Proof: The equation has the following parametric form: \[ \begin{aligned} x = l \sin^3(\alpha) \\ y = l \cos^3(\alpha) \end{aligned} \] This suggests a polar-like coordinate switch: \[ \begin{aligned} x = r \sin^3(\alpha) \\ y = r \cos^3(\alpha) \end{aligned} \] Let \(A\) denote the region bounded by the astroid. So we have \[ \text{Area} = \iint \limits_{A} \,dx dy = \int \limits_0^{2\pi} \int \limits_0^l |J| \,dr d\alpha \] where \[ J = \left|\begin{matrix} \frac{dx}{dr} & \frac{dx}{d\alpha} \\ \frac{dy}{dr} & \frac{dy}{d\alpha}\end{matrix}\right| = \frac{3}{4} r \sin^2(2\alpha) \]

Therefore, \[ \begin{aligned} \text{Area} &= \int \limits_0^{\frac{\pi}{2}} \int \limits_0^l 3 r \sin^2(2\alpha) \,dr d\alpha \\ &= \frac{3l^2}{2} \int_0^{\frac{\pi}{2}} \sin^2(2\alpha) \,d\alpha \\ &= \frac{3\pi l^2}{8} \end{aligned} \]

\(\Box\)

Theorem 3. The perimeter of an \(l\)-astroid is \(6l\).

Proof: For this I want to use the integral of a curve's length: \[ \text{length} = \int \sqrt{\frac{dy}{dx}^2+1} \, dx \]

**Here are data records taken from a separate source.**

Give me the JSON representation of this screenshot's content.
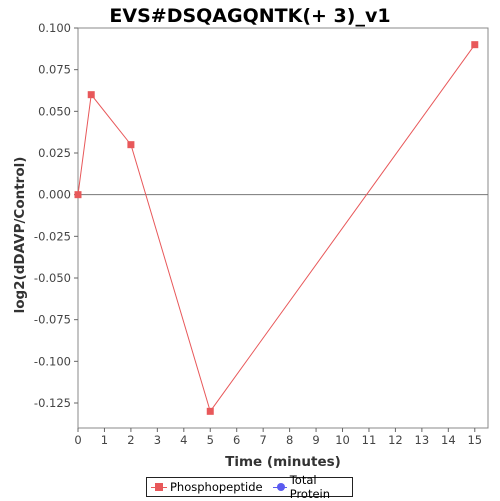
{
  "chart_data": {
    "type": "line",
    "title": "EVS#DSQAGQNTK(+ 3)_v1",
    "xlabel": "Time (minutes)",
    "ylabel": "log2(dDAVP/Control)",
    "xlim": [
      0,
      15.5
    ],
    "ylim": [
      -0.14,
      0.1
    ],
    "x_ticks": [
      0,
      1,
      2,
      3,
      4,
      5,
      6,
      7,
      8,
      9,
      10,
      11,
      12,
      13,
      14,
      15
    ],
    "y_ticks": [
      "0.100",
      "0.075",
      "0.050",
      "0.025",
      "0.000",
      "-0.025",
      "-0.050",
      "-0.075",
      "-0.100",
      "-0.125"
    ],
    "zero_line": true,
    "series": [
      {
        "name": "Phosphopeptide",
        "color": "#e8585a",
        "marker": "square",
        "x": [
          0,
          0.5,
          2,
          5,
          15
        ],
        "y": [
          0.0,
          0.06,
          0.03,
          -0.13,
          0.09
        ]
      },
      {
        "name": "Total Protein",
        "color": "#5b5bf0",
        "marker": "circle",
        "x": [],
        "y": []
      }
    ],
    "legend": "bottom-center"
  }
}
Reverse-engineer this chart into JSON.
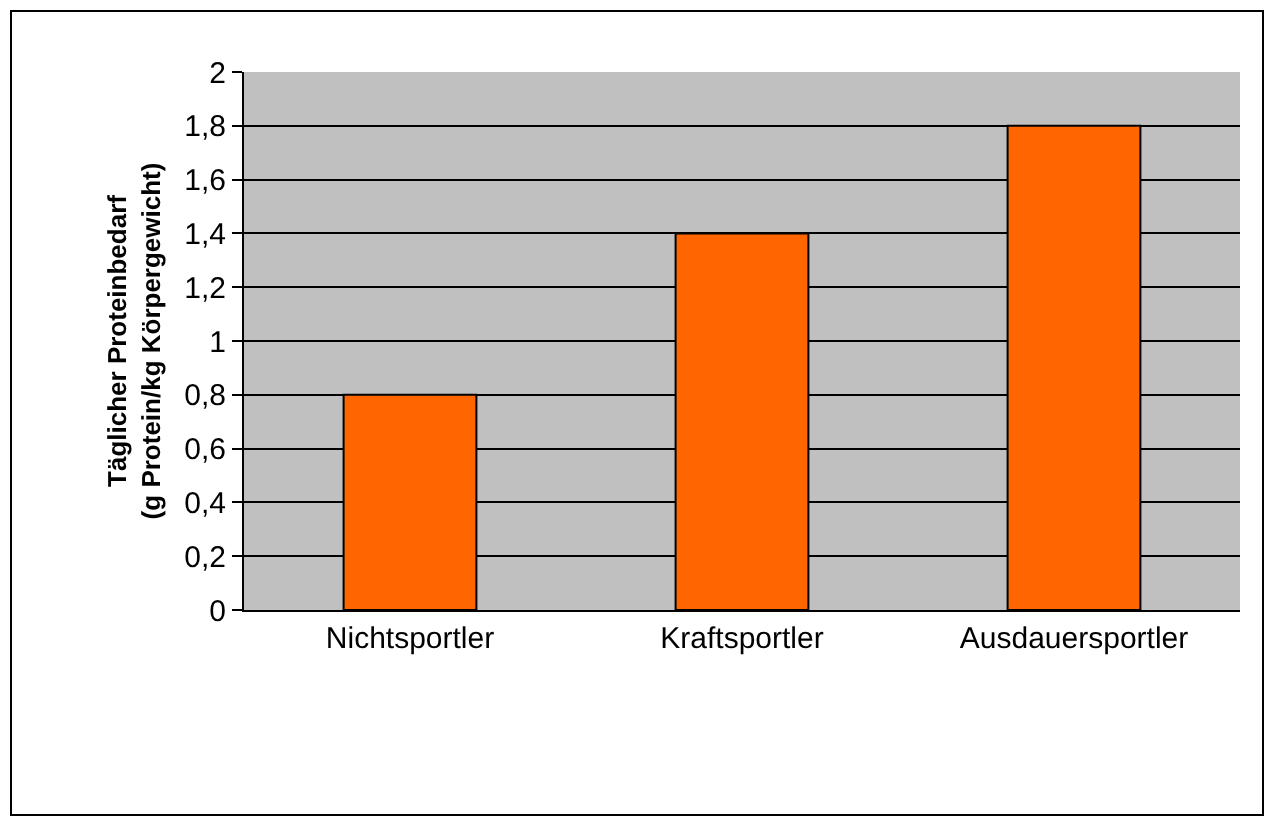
{
  "chart_data": {
    "type": "bar",
    "ylabel": "Täglicher Proteinbedarf\n(g Protein/kg Körpergewicht)",
    "categories": [
      "Nichtsportler",
      "Kraftsportler",
      "Ausdauersportler"
    ],
    "values": [
      0.8,
      1.4,
      1.8
    ],
    "color": "#ff6600",
    "ylim": [
      0,
      2
    ],
    "yticks": [
      0,
      {
        "value": 0.2,
        "label": "0,2"
      },
      {
        "value": 0.4,
        "label": "0,4"
      },
      {
        "value": 0.6,
        "label": "0,6"
      },
      {
        "value": 0.8,
        "label": "0,8"
      },
      1,
      {
        "value": 1.2,
        "label": "1,2"
      },
      {
        "value": 1.4,
        "label": "1,4"
      },
      {
        "value": 1.6,
        "label": "1,6"
      },
      {
        "value": 1.8,
        "label": "1,8"
      },
      2
    ],
    "grid": "y",
    "legend": false
  }
}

However, this integral assumes a proper function, i.e., a unique \(y\)-value for every \(x\). So, I'll restrict myself to the first quadrant then multiply the result by \(4\) since one quadrant contains exactly one quarter of the astroid. Also, recall from the last post that the astroid satisfies the following equation: \[ \frac{dy}{dx} = - \left(\frac{y}{x}\right)^{\frac{1}{3}} \] So, \[ \begin{aligned} \text{Perimeter} &= 4 \int_0^l \sqrt{\left(\frac{y}{x}\right)^{\frac{2}{3}}+1} \, dx \\ &= 4 \int_0^l x^{-\frac{1}{3}} \sqrt{ y^{\frac{2}{3}}+x^{\frac{2}{3}}} \, dx \\ &= 4l^{\frac{1}{3}} \int_0^l x^{-\frac{1}{3}} \, dx \\ &= 6l \end{aligned} \]

\(\Box\)

Note: Informal justification for the integral of a curve's length.. \[ P = \sum \sqrt{\Delta y^2+ \Delta x^2} = \sum \sqrt{\left(\frac{\Delta y}{\Delta x}\right)^2+1}\, \Delta x = \int \sqrt{y'^2+1} \, dx \]

I wanted to wrap up the post by giving a proof on the Envelope Theorem I used in the last post but I'm afraid I would have to introduce the basics of multivariable calculus first. I'll postpone it for later (again). But for now, I'll leave you with a problem to play with.

From a fixed point in on earth, projectiles are thrown at various angles. Assuming gravity is constant and no air resistance, show that the envelope of these projectiles is an Elliptic Paraboloid. Then use this to solve Problem 317 on Project Euler without writing a program.